À véspera de entrarmos no terceiro centenário como
nação independente, podemos olhar para o passado e, orgulhosos, mostrarmos aos
nossos antepassados o país que fizemos, ao mesmo tempo em que, com vergonha,
mostrarmos aos nossos descendentes o Brasil que deixaremos para eles. O diálogo
com o passado pode ser gratificante, com o futuro é preocupante.
Nestes anos próximos ao bicentenário conseguimos
atingir um PIB de R$ 5,9 trilhões que nos deixam entre os nove países mais
ricos do mundo; é um resultado animador, mas se olharmos para as
características deste produto, vemos que até hoje mantemos a produção limitada
aos bens primários da agricultura, da mineração e de uma indústria
metalmecânica. Salvo exceções, não estamos deixando uma economia inovadora, capaz
de enfrentar os desafios da inovação científica e tecnológica que caracterizará
a economia do futuro.
Este produto, entretanto, deixa-nos em 77ª posição
quando consideramos o PIB per capita; comemoramos a riqueza dos mais de
duzentos milhões de brasileiros, mas nos envergonha deixar a renda per capita
ao ano em apenas U$7,6 mil por brasileiro. Ainda mais grave, estamos em 7º
lugar, de baixo para cima, nos indicadores de distribuição de renda entre
127paises.
Temos de reconhecer que continuamos como uma das
mais perversas sociedades do mundo; faz 128 anos que abolimos a escravidão
explicita, mas não fomos capazes de incorporar seus descendentes negros menos
pobres em uma mesma família nacional. Demos um salto, nas últimas décadas, ao
ponto de reduzir bastante o flagelo da fome endêmica, mas não elevamos nossas
massas ao acesso de saneamento, água, saúde e educação de qualidade.
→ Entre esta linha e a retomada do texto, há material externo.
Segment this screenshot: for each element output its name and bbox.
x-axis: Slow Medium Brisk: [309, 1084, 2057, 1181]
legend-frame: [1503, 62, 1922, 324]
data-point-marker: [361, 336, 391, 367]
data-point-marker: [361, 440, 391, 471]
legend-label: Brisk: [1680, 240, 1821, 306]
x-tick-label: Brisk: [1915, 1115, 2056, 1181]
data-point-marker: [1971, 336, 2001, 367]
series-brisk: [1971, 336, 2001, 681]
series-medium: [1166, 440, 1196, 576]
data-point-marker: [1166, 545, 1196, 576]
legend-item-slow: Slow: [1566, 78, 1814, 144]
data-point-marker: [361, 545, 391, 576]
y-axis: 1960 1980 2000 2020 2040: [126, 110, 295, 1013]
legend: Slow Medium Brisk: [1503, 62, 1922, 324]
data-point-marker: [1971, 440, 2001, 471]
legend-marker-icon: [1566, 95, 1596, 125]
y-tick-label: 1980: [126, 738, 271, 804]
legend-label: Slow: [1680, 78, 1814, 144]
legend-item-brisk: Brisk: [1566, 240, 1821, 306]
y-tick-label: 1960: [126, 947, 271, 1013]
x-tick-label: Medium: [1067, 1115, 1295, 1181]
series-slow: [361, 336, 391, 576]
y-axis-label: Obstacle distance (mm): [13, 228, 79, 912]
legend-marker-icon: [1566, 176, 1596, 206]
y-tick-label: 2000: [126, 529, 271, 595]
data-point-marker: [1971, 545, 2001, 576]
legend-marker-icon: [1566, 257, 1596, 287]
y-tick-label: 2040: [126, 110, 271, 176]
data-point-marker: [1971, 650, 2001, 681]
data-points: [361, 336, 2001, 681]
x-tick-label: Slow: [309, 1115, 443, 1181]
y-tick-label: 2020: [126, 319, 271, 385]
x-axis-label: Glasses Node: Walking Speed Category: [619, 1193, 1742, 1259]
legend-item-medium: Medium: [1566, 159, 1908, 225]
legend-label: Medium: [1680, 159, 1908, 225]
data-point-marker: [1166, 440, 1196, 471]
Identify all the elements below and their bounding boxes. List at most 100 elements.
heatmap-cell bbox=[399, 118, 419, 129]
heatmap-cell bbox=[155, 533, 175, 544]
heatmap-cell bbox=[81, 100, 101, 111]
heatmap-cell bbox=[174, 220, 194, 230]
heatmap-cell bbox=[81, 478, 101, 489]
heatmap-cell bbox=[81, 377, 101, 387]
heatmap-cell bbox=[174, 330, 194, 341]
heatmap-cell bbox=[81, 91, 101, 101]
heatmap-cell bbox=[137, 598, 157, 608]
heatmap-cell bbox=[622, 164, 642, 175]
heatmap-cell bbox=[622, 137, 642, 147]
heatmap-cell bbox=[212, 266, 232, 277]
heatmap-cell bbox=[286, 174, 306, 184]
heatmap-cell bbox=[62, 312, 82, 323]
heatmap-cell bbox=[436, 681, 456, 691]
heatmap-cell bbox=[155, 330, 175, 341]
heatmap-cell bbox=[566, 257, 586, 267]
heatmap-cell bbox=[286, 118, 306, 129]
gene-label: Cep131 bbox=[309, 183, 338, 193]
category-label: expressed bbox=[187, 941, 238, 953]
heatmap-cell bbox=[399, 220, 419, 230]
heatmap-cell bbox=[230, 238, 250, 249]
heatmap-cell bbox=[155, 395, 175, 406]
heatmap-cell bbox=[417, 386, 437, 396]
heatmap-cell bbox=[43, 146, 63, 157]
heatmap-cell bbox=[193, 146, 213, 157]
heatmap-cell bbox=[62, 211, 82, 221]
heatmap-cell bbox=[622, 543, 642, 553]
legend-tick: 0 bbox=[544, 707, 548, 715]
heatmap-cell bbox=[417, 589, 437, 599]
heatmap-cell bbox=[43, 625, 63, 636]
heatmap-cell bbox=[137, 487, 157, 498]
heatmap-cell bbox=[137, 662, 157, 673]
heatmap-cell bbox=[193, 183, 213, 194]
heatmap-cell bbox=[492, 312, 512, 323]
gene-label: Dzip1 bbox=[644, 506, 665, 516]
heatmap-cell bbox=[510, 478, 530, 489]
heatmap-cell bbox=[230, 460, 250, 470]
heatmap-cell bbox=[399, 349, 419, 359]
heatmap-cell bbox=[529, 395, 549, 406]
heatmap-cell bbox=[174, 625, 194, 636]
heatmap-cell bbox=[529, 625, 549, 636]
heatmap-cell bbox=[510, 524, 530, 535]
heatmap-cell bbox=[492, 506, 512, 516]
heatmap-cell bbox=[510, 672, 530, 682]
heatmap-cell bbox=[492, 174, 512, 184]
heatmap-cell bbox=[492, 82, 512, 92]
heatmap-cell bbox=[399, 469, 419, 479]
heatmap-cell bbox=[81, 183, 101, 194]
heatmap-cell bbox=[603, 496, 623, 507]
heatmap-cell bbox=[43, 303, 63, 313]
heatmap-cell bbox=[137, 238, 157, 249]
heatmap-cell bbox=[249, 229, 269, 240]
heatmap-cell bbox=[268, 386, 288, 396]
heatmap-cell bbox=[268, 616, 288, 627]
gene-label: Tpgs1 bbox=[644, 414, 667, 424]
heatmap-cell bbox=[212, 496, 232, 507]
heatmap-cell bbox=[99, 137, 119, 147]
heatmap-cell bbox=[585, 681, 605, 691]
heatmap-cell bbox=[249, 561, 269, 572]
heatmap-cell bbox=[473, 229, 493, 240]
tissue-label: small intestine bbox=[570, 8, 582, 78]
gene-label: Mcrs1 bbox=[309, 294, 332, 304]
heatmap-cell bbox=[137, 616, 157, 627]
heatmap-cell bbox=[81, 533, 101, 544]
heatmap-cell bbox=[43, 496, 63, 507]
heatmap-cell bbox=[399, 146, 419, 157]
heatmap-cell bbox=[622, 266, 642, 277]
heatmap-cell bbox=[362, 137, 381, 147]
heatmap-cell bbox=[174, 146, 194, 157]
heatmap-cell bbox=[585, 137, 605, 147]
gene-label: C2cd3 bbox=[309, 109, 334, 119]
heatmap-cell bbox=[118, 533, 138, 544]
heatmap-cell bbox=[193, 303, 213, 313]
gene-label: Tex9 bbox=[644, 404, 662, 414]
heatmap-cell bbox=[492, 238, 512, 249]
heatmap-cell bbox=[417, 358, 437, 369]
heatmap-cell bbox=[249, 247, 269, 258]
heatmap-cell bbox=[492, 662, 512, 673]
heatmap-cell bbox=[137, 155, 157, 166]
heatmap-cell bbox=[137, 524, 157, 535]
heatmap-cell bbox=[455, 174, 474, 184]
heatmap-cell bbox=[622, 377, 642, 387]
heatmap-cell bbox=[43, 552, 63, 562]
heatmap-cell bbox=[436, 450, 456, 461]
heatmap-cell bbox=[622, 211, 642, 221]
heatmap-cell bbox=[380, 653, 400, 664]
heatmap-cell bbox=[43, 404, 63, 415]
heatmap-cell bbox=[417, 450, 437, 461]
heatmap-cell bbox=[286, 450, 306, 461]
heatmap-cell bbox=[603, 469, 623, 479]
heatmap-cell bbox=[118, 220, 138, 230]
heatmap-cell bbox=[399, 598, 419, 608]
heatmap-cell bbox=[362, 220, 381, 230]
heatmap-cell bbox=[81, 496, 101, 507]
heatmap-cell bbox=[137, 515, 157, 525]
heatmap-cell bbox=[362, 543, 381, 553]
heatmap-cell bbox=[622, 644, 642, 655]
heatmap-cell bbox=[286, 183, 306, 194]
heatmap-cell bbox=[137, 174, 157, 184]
Mais grave, nestes duzentos anos fizemos a mais
violenta sociedade deste final de século: cerca de 59 mil pessoas são
assassinadas por ano, outras 45 mil são mortas por acidentes de trânsito; deste
total, dez mil assassinatos são de crianças e adolescentes. Este quadro parece
se agravar no futuro deixando, daqui para frente, um quadro de guerra civil sem
bandeiras, sem propostas como violência pela sobrevivência, sem respeito às
leis. Mais que isto, tememos um processo de desarticulação da sociedade
brasileira dividida em corporações, gangues, bandos, sem sentimento de
solidariedade patriótica, sem aglutinação; pedimos desculpas aos descendentes
porque não fomos capazes de criar instrumentos de aglutinação social.
Fizemos uma revolução urbana em proporções nunca
vistas no mundo. Em sessenta anos, nossa demografia passou de 36% para 83%
vivendo na cidade; fizemos “monstrópoles”, não metrópoles: divididas entre
condomínios e favelas em uma triste “apartação”.
E sabemos que tudo isso é o resultado, sobretudo,
do abandono da educação, negada por quase todos os dois séculos anteriores para
a imensa maioria pobre e oferecida de forma insuficiente para a minoria dos
ricos.
Depois de dois séculos, apesar das estatísticas que
nos orgulham, olhamos o passado, de que nos últimos trinta anos chegamos ao
patamar de 93% de crianças matriculadas; mas reconhecemos que este número não
leva em conta os que poucos deles frequentam, assistem, permanecem e aprendem;
em relação aos antepassados, comemoramos o fato de que 6,5 milhões se
matriculam em faculdades, mas deixaremos para o terceiro milênio 13 milhões de
analfabetos, incapazes de ler até mesmo o lema de nossa bandeira; deixaremos no
máximo 10% a 20% terminando um ensino médio de razoável qualidade, colocando o
Brasil na 58ª posição entre os 64 países avaliados pela OCDE.
O mais grave é chegarmos ao final do segundo
centenário, sem percebermos que a educação é o único viaduto para entrarmos no
terceiro. Este talvez seja nosso maior fracasso: a falta de consciência da
importância da educação de qualidade e com qualidade igual para todos.
Os dez anos de funcionamento do movimento “Todos
pela Educação” é prova de nosso fracasso e nosso êxito: em uma sociedade que
desse importância à educação, não seriam necessários movimentos da sociedade
civil como este; no Brasil real sua existência mostra que estamos despertando
para a necessidade de educação como condição para ingressarmos no nosso
terceiro século de país independente.
Sem isto, daqui há cem anos outros olharão para
trás se perguntando por que os antepassados de 2016 não fizeram o que era
preciso, mesmo com a atenção de entidades como “Todos pela Educação”.